Em meio à profunda crise política, econômica e moral que assola o País, o presidente Michel Temer conseguiu construir a maior e mais coesa base política da história recente, conforme revelou o Basômetro, instrumento estatístico do Estado que mede a fidelidade governista de deputados e senadores. E Temer o fez sem recorrer sistematicamente ao desbragado fisiologismo que caracterizou os governos petistas, que transformaram o presidencialismo de coalizão em presidencialismo de cooptação, movido a corrupção.
Com isso, o presidente tem no Congresso uma margem de manobra grande o suficiente para que ele possa dispensar, sem mais demora, os auxiliares cuja presença no gabinete ministerial embaraça o governo, em razão da suspeita de envolvimento com malfeitos revelados pela Operação Lava Jato. Afinal, a governabilidade não depende deles – antes, é fruto da comprovada habilidade política de Temer.
Ao contrário do que faziam Lula da Silva e Dilma Rousseff, que vincularam a sobrevivência de seus governos ao mais grosso toma lá dá cá, concedendo pedaços de poder a desqualificados de diversas colorações políticas, sem qualquer compromisso partidário e muito menos com o eleitor, Temer articulou sua base especialmente em torno do mister de aprovar as medidas necessárias ao saneamento das contas públicas. O comportamento dos parlamentares em votações essenciais indica que quase sempre esse interesse do governo tem sido atendido, de forma homogênea, pelos partidos da base.
O Basômetro informa que, nos sete meses da gestão de Temer até aqui, os deputados votaram conforme a orientação do governo em 88% das votações nominais em plenário. Como comparação, no mesmo período do segundo mandato de Dilma Rousseff o governo obteve apoio médio de 63%.

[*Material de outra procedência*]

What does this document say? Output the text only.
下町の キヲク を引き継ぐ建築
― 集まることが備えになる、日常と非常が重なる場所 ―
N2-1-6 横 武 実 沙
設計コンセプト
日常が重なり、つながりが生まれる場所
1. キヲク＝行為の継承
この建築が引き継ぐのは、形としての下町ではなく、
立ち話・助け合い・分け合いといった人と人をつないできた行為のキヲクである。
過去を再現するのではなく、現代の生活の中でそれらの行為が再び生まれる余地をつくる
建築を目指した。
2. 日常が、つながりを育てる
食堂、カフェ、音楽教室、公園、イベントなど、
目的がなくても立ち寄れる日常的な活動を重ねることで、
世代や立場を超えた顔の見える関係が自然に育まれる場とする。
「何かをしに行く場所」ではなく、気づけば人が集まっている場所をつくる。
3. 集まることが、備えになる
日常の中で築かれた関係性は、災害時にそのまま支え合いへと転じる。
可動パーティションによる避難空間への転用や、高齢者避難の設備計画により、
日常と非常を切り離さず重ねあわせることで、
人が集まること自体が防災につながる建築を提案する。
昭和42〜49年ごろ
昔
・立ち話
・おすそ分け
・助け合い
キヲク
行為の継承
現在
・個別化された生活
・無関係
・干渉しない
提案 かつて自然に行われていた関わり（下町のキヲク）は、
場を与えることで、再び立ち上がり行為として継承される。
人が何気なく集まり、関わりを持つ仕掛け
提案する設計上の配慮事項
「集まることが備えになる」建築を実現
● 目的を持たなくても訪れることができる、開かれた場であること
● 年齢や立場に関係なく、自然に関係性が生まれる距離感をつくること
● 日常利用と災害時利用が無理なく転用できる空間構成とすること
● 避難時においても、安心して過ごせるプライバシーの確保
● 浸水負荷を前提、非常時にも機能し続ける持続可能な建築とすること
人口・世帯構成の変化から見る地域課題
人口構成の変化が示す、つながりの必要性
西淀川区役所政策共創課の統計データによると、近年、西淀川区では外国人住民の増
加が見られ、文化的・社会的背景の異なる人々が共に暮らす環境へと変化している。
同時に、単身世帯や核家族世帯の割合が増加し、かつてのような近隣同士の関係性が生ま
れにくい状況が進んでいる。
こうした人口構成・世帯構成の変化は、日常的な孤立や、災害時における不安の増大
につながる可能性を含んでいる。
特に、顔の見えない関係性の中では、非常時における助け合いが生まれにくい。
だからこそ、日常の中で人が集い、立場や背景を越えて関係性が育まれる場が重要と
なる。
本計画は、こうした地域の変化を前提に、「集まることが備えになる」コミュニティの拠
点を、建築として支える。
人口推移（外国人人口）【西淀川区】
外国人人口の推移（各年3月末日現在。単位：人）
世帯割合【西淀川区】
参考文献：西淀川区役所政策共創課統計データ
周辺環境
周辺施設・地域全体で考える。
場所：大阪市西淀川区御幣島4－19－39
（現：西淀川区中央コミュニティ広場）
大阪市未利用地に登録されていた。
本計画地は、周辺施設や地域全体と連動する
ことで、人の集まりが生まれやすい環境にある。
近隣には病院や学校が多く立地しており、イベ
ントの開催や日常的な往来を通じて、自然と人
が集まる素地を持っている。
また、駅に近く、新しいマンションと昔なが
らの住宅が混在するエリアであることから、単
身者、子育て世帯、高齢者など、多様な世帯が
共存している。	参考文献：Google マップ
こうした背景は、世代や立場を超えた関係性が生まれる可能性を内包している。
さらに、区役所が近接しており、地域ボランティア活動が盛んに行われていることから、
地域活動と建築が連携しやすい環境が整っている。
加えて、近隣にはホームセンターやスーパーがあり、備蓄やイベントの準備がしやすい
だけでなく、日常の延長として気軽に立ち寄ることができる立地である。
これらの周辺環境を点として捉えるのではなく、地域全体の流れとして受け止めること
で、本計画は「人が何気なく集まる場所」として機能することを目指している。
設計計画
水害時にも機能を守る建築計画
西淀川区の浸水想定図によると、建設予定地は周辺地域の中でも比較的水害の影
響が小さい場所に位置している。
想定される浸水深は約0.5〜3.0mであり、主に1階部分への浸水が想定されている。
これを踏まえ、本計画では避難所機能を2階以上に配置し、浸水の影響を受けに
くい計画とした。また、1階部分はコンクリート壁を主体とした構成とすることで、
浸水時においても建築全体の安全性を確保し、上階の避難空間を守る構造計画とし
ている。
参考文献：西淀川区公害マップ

Os principais partidos da base de Temer, PMDB e PSDB – que têm, respectivamente, a maior e a terceira maior bancada na Câmara –, votam de forma praticamente uniforme. O apoio às medidas apresentadas pelo presidente chega a 97% em ambas as legendas. A oposição firme se restringe a PT, PDT, PCdoB, PSOL e Rede.
Delineiam-se assim mais claramente os campos políticos, o que, em se tratando do cada vez mais fragmentado cenário partidário, é um fenômeno digno de nota. Ao menos nos casos analisados pelo Basômetro, muitas legendas recobraram parcialmente a fisionomia de partidos políticos, deixando de lado o comportamento que os notabilizou nos últimos anos – o de um amontoado caótico de interesses individuais, como se cada parlamentar fosse ele mesmo um partido, com o qual o governo tinha de negociar separadamente.
Assim, o Basômetro demonstrou que a escala de dispersão dos votos dos deputados de um mesmo partido – em que zero significa que todos os parlamentares desse partido votaram da mesma maneira, conforme a orientação da direção partidária – é hoje de apenas 3,9. Durante a crise que resultou no impeachment de Dilma Rousseff, esse índice chegou a 8,3.
A diferença entre Temer e Dilma fica muito clara diante desses números. Enquanto a petista se recusava a dialogar com o Congresso, esperando que o modelo de compra de deputados bastasse, o peemedebista, fiel à sua trajetória de décadas de vida parlamentar, submete o cardápio de políticas públicas do governo à apreciação dos partidos da base. O resultado, com exceção da votação do projeto de renegociação da dívida dos Estados, que contrariou o governo por excluir as contrapartidas exigidas pela equipe econômica das unidades da Federação em situação financeira crítica, tem sido amplamente satisfatório.
É claro que ainda é cedo para dizer se será algo duradouro, e a história costuma ser madrasta, mas os dados apontam para uma situação de relativo conforto para Temer diante dos imensos desafios dos próximos dois anos, especialmente a urgência da aprovação das reformas previdenciária e trabalhista, sem as quais nenhum esforço fiscal e de retomada do crescimento será bem-sucedido.